Monday, August 11, 2014

On Robin Williams and Depression

When I first saw the words Robin Williams Suicide on facebook, I assumed it was a hoax. I literally did not believe it. Just like when people start saying Jackie Chan has died. It's just a rumor, right?
After confirmation from a major media outlet, I still didn't want to believe it. How clever this would be if it were a stunt pulled for depression awareness and suicide prevention, I thought. But it's not.

The funny man is gone. I can't express the sorrow this brings me. And I know I did not know the man. His work spoke to me as it spoke to so many others. He made me was to be a comedian when I was a kid. He was just so damn funny.

And while I did not know the man, I've seen a shade of his adversary. The little voice-- if you're lucky, only a little voice-- in the back of your head that tells you to stay in bed and cry because after all, you're worthless and no one wants you. Not for a friend, not for a lover, not for a partner. Hell, you wouldn't even make a decent enemy...

Except that it is you, and you are your enemy.

I've battled through a depression or two but without a supporting group of friends, I wouldn't have made my way out.

Here we see a man of financial means who could likely have afforded the best care possible should he have seen it as a necessity. He had several children, a wife, a life worth having. Depression isn't logical. It's not about the haves and have-nots. Not really. You could have all the love and wealth in the world at your feet and none of it means anything.

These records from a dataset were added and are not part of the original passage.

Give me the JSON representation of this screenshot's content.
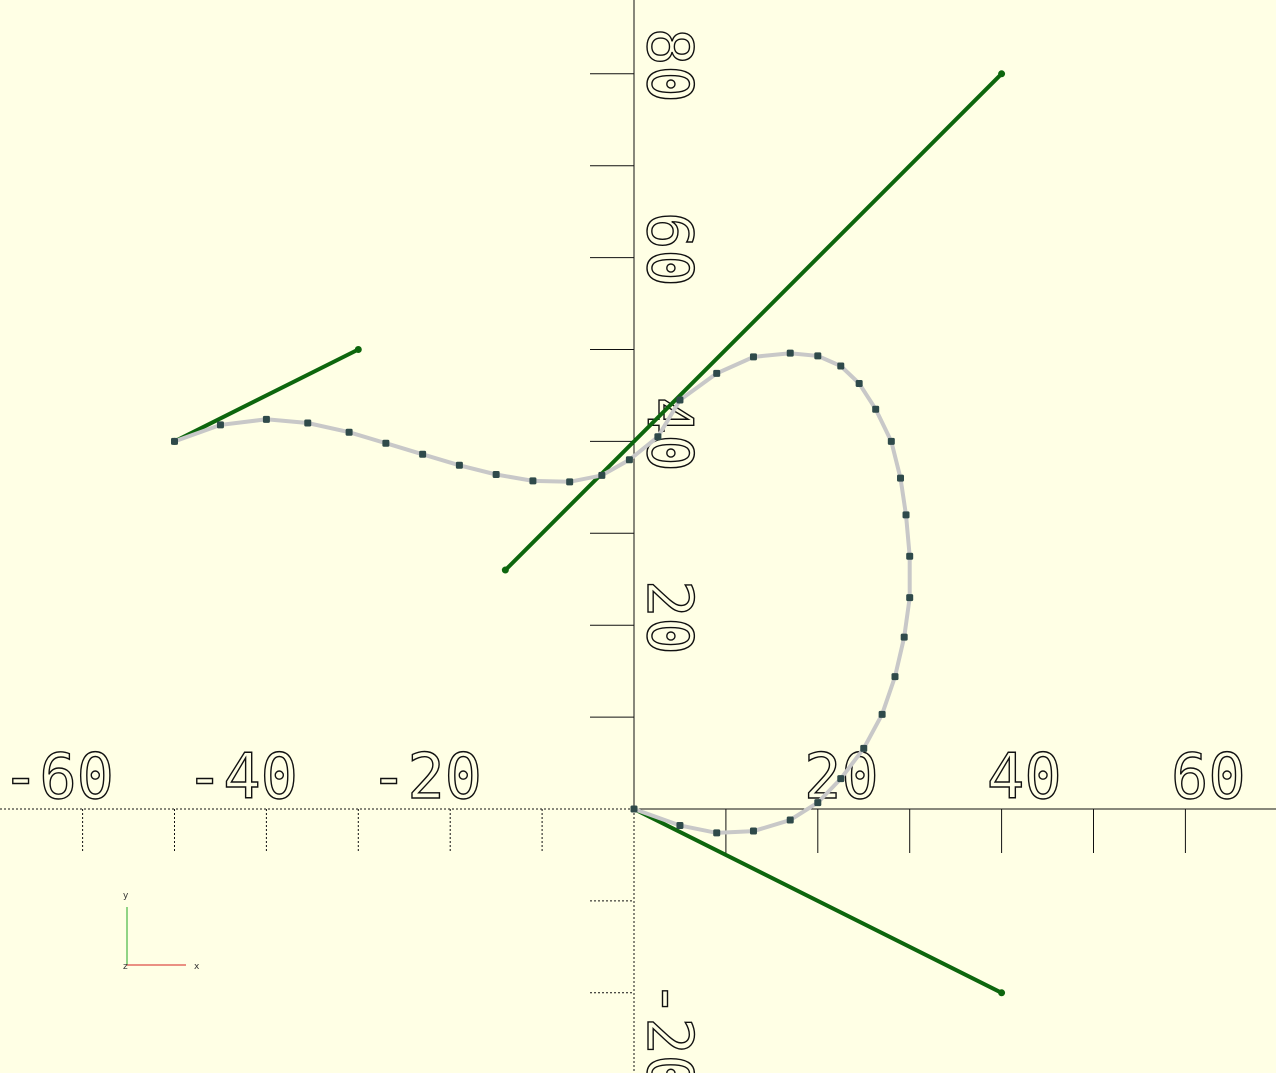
{
  "viewer": {
    "x_tick_labels": [
      "-60",
      "-40",
      "-20",
      "20",
      "40",
      "60"
    ],
    "y_tick_labels": [
      "80",
      "60",
      "40",
      "20",
      "-20"
    ],
    "gizmo": {
      "x_label": "x",
      "y_label": "y",
      "z_label": "z"
    },
    "colors": {
      "background": "#ffffe5",
      "tangent": "#0d660d",
      "curve": "#c8c8c8",
      "node": "#2f4a4a",
      "x_axis_gizmo": "#d62020",
      "y_axis_gizmo": "#22aa22"
    }
  },
  "scene": {
    "x_ticks": [
      -60,
      -50,
      -40,
      -30,
      -20,
      -10,
      10,
      20,
      30,
      40,
      50,
      60
    ],
    "y_ticks": [
      -20,
      -10,
      10,
      20,
      30,
      40,
      50,
      60,
      70,
      80
    ],
    "curve_points": [
      [
        -50,
        40
      ],
      [
        -45,
        41.8
      ],
      [
        -40,
        42.4
      ],
      [
        -35.5,
        42
      ],
      [
        -31,
        41
      ],
      [
        -27,
        39.8
      ],
      [
        -23,
        38.6
      ],
      [
        -19,
        37.4
      ],
      [
        -15,
        36.4
      ],
      [
        -11,
        35.7
      ],
      [
        -7,
        35.6
      ],
      [
        -3.5,
        36.3
      ],
      [
        -0.5,
        38.0
      ],
      [
        2.6,
        40.5
      ],
      [
        5,
        44.5
      ],
      [
        9,
        47.4
      ],
      [
        13,
        49.2
      ],
      [
        17,
        49.6
      ],
      [
        20,
        49.3
      ],
      [
        22.5,
        48.2
      ],
      [
        24.5,
        46.3
      ],
      [
        26.3,
        43.5
      ],
      [
        28,
        40
      ],
      [
        29,
        36
      ],
      [
        29.6,
        32
      ],
      [
        30,
        27.5
      ],
      [
        30,
        23
      ],
      [
        29.4,
        18.7
      ],
      [
        28.4,
        14.4
      ],
      [
        27,
        10.3
      ],
      [
        25,
        6.6
      ],
      [
        22.5,
        3.3
      ],
      [
        20,
        0.7
      ],
      [
        17,
        -1.2
      ],
      [
        13,
        -2.4
      ],
      [
        9,
        -2.6
      ],
      [
        5,
        -1.8
      ],
      [
        0,
        0
      ]
    ],
    "tangents": [
      {
        "from": [
          -50,
          40
        ],
        "to": [
          -30,
          50
        ]
      },
      {
        "from": [
          -14,
          26
        ],
        "to": [
          40,
          80
        ]
      },
      {
        "from": [
          0,
          0
        ],
        "to": [
          40,
          -20
        ]
      }
    ]
  }
}
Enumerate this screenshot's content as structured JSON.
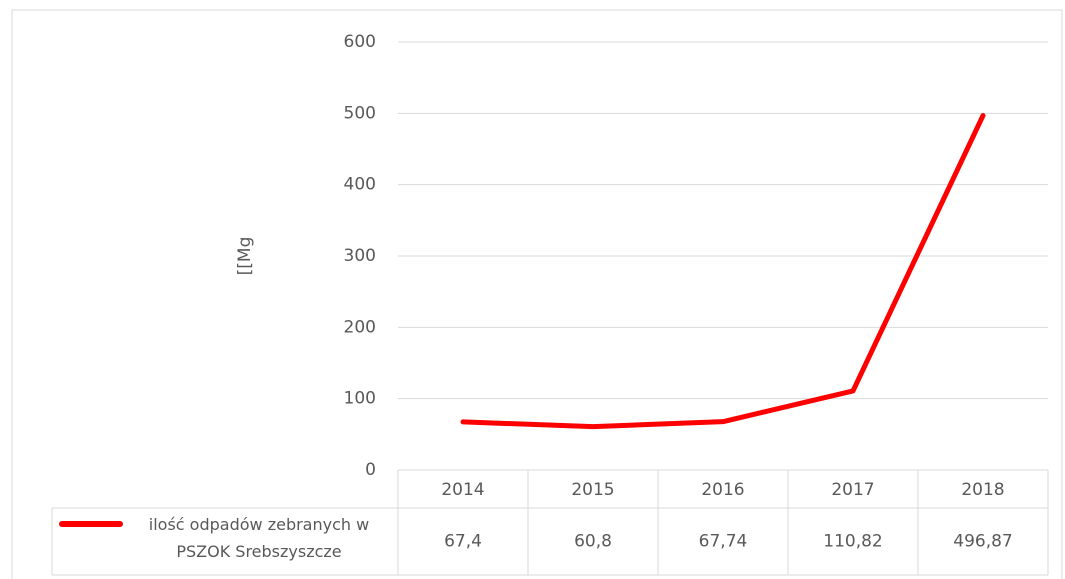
{
  "chart_data": {
    "type": "line",
    "y_axis_label": "[[Mg",
    "categories": [
      "2014",
      "2015",
      "2016",
      "2017",
      "2018"
    ],
    "series": [
      {
        "name": "ilość odpadów zebranych w PSZOK Srebszyszcze",
        "color": "#ff0000",
        "values": [
          67.4,
          60.8,
          67.74,
          110.82,
          496.87
        ],
        "value_labels": [
          "67,4",
          "60,8",
          "67,74",
          "110,82",
          "496,87"
        ]
      }
    ],
    "ylim": [
      0,
      600
    ],
    "yticks": [
      0,
      100,
      200,
      300,
      400,
      500,
      600
    ],
    "grid": true
  }
}
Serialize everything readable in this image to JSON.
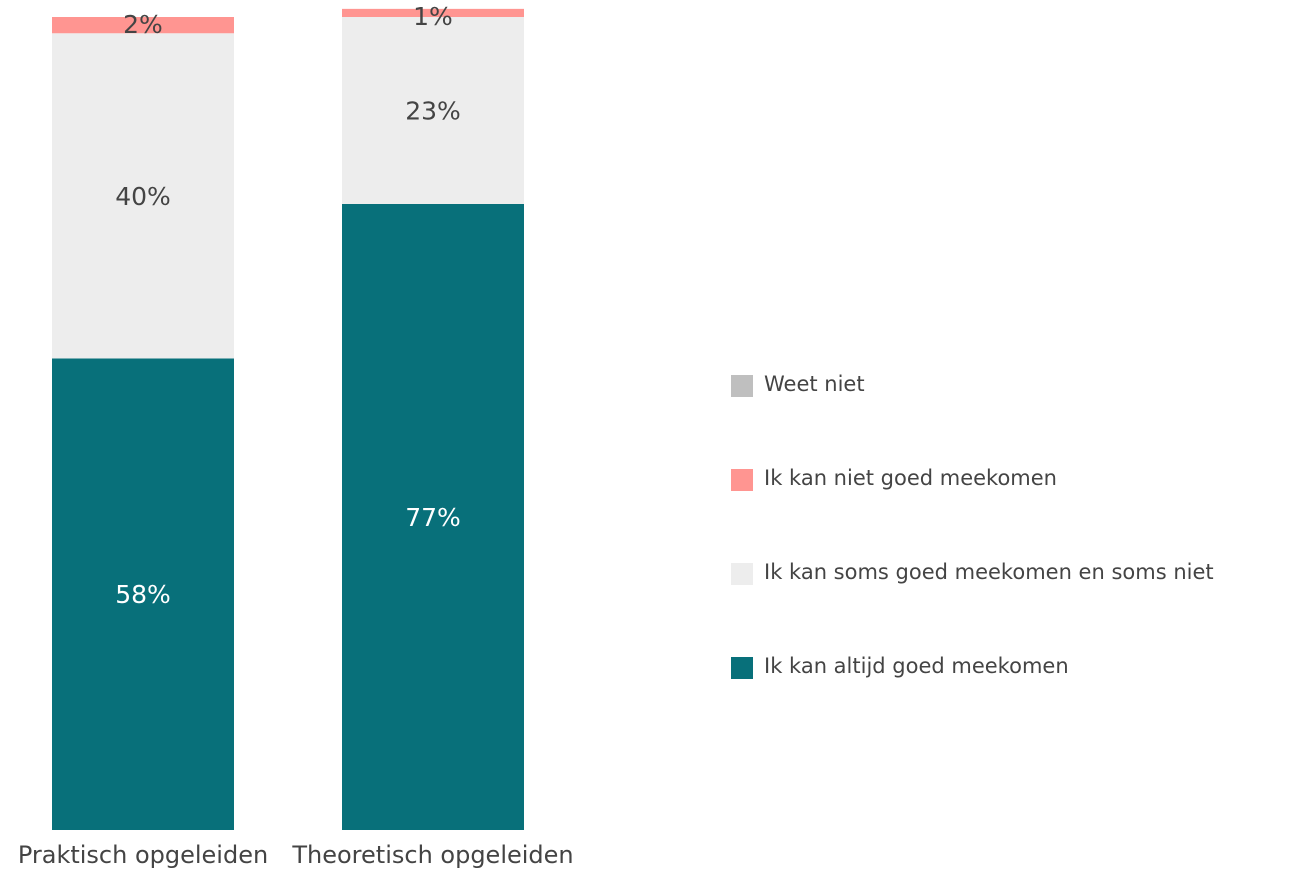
{
  "chart_data": {
    "type": "bar",
    "stacked": true,
    "categories": [
      "Praktisch opgeleiden",
      "Theoretisch opgeleiden"
    ],
    "series": [
      {
        "name": "Ik kan altijd goed meekomen",
        "values": [
          58,
          77
        ],
        "labels": [
          "58%",
          "77%"
        ],
        "color": "#08707A",
        "label_color": "#ffffff"
      },
      {
        "name": "Ik kan soms goed meekomen en soms niet",
        "values": [
          40,
          23
        ],
        "labels": [
          "40%",
          "23%"
        ],
        "color": "#EDEDED",
        "label_color": "#444444"
      },
      {
        "name": "Ik kan niet goed meekomen",
        "values": [
          2,
          1
        ],
        "labels": [
          "2%",
          "1%"
        ],
        "color": "#FF9591",
        "label_color": "#444444"
      },
      {
        "name": "Weet niet",
        "values": [
          0,
          0
        ],
        "labels": [
          "",
          ""
        ],
        "color": "#BFBFBF",
        "label_color": "#444444"
      }
    ],
    "legend_order": [
      "Weet niet",
      "Ik kan niet goed meekomen",
      "Ik kan soms goed meekomen en soms niet",
      "Ik kan altijd goed meekomen"
    ],
    "legend_position": "right",
    "ylim": [
      0,
      100
    ],
    "grid": false
  }
}
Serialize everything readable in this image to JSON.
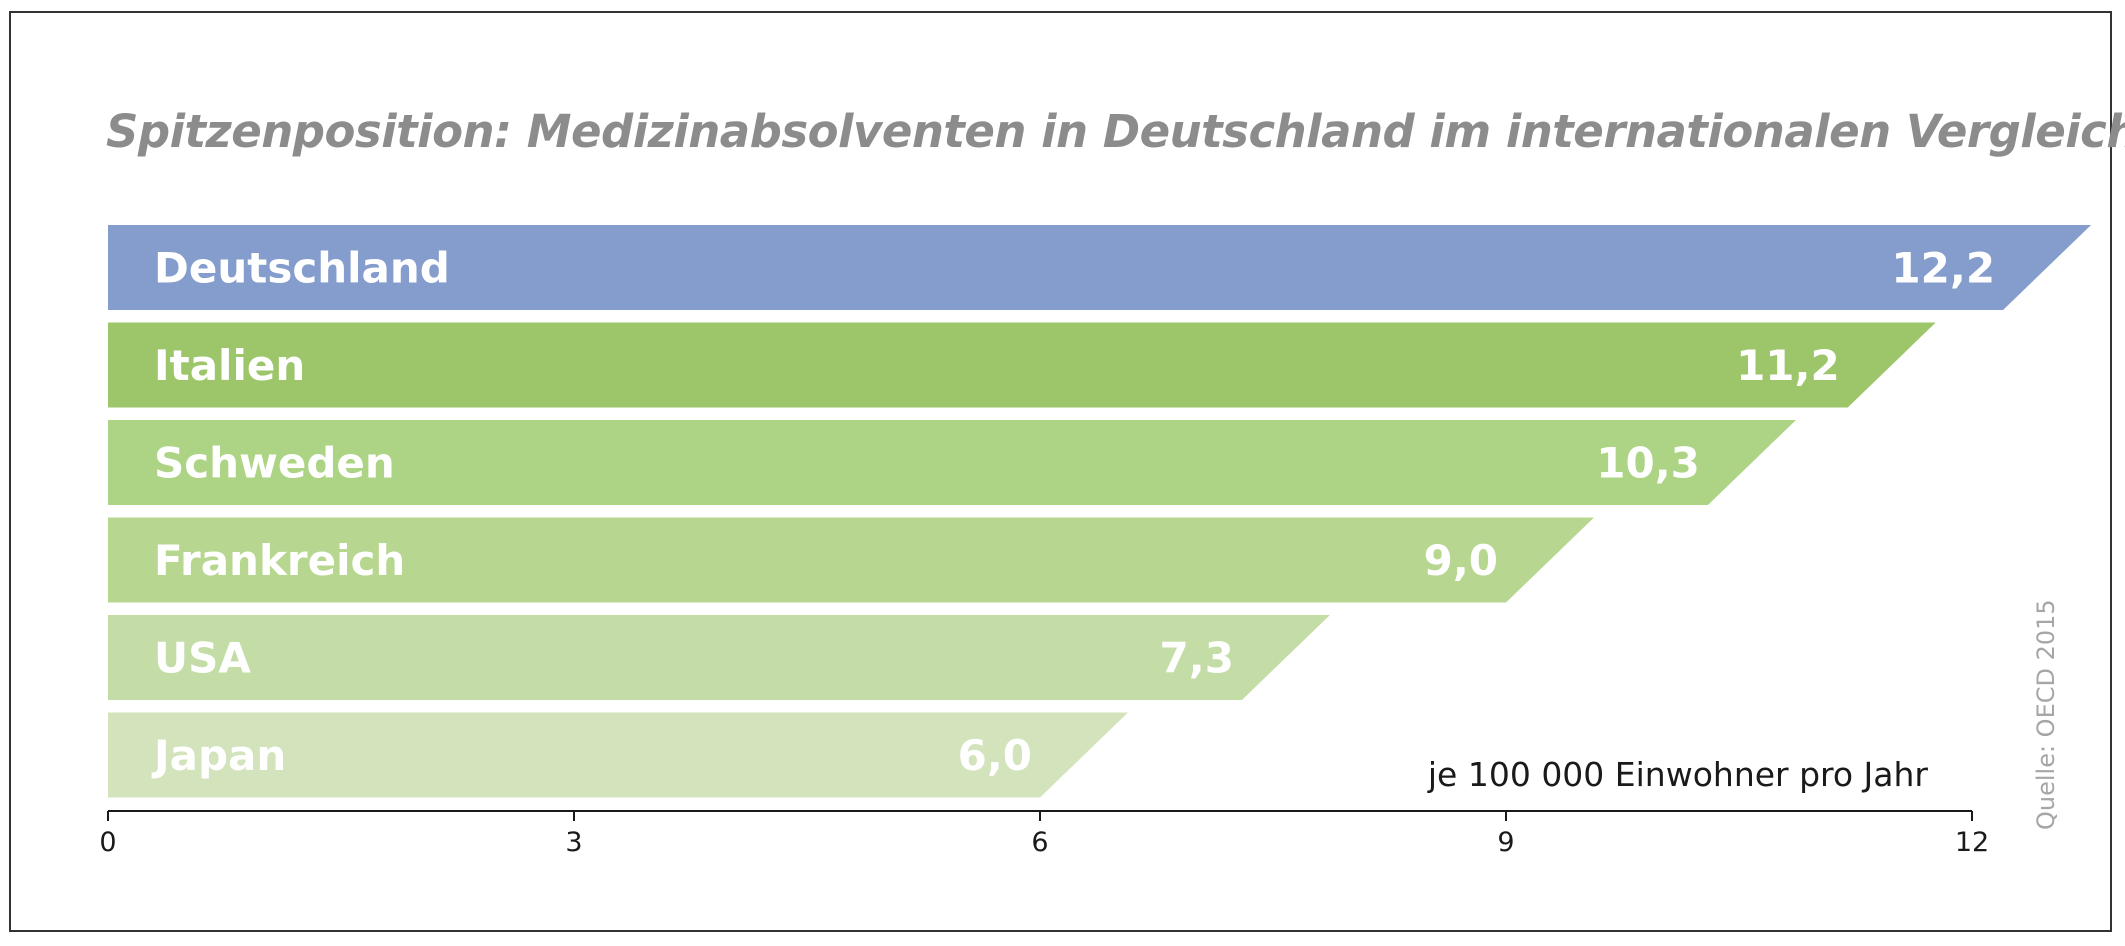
{
  "chart_data": {
    "type": "bar",
    "orientation": "horizontal",
    "title": "Spitzenposition: Medizinabsolventen in Deutschland im internationalen Vergleich",
    "categories": [
      "Deutschland",
      "Italien",
      "Schweden",
      "Frankreich",
      "USA",
      "Japan"
    ],
    "values": [
      12.2,
      11.2,
      10.3,
      9.0,
      7.3,
      6.0
    ],
    "value_labels": [
      "12,2",
      "11,2",
      "10,3",
      "9,0",
      "7,3",
      "6,0"
    ],
    "colors": [
      "#859dcc",
      "#9dc66b",
      "#add384",
      "#b7d68f",
      "#c4dca6",
      "#d3e3bb"
    ],
    "unit_label": "je 100 000 Einwohner pro Jahr",
    "xlim": [
      0,
      12
    ],
    "xticks": [
      0,
      3,
      6,
      9,
      12
    ],
    "source": "Quelle: OECD 2015",
    "grid": false
  }
}
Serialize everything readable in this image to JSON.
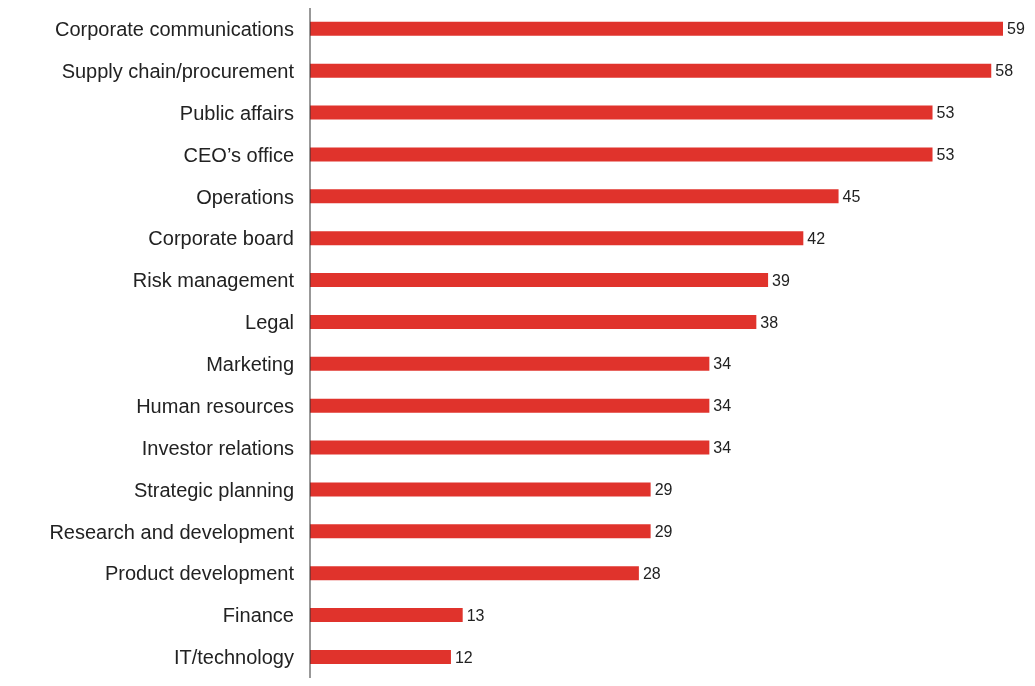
{
  "chart_data": {
    "type": "bar",
    "orientation": "horizontal",
    "categories": [
      "Corporate communications",
      "Supply chain/procurement",
      "Public affairs",
      "CEO’s office",
      "Operations",
      "Corporate board",
      "Risk management",
      "Legal",
      "Marketing",
      "Human resources",
      "Investor relations",
      "Strategic planning",
      "Research and development",
      "Product development",
      "Finance",
      "IT/technology"
    ],
    "values": [
      59,
      58,
      53,
      53,
      45,
      42,
      39,
      38,
      34,
      34,
      34,
      29,
      29,
      28,
      13,
      12
    ],
    "color": "#e0332c",
    "data_labels": true,
    "grid": false,
    "legend": false
  }
}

I think of it like losing sight over time. One day you wake up and half of the colors are gone. You almost notice, but things seem normal enough. The next, the world is black and white. That's different, but what can you do? You go on. The next, your lightest white is what a medium gray looked like before. Something tells you it's darker than usual, but you can't really place what light and color are supposed to look like. This keeps going, your vision tunneling, until all you have is a couple of shades of gray and black. You might be able to see the happiness in other people, but you can't feel any of that. It is out of your spectrum now.

It isn't that our funny man could not have gotten help because he could not have afforded it. It's more likely that the parts of him that should have realized he needed help, that should have inspired him to pick up that phone and make that call, were instead wasting energy beating him up, or pulling him into the muck. It seems safe to assume that the call went unmade, as we are here now in a world without him, his jokes now finite.

That's what the hell of depression looks like to me. If you are suffering or know someone who is, get help. Find a physician or counselor or friend. If you need medication, find a way to get it.

And don't forget the little things. Taking care of yourself is so important and so easy to forget. Don't go overboard and spend all your savings on random crap you don't need, but do take a moment out of the hustle and bustle of your day to appreciate yourself and all the good you do. Just as a reminder. Just to keep you pointed in the right direction.

If you're sinking, call for help. A friend, a neighbor, even a stranger. Call for help. More people have fought this beast than you know. Some have won. Some have lost. No matter what, you're not alone. Don't let it convince you otherwise.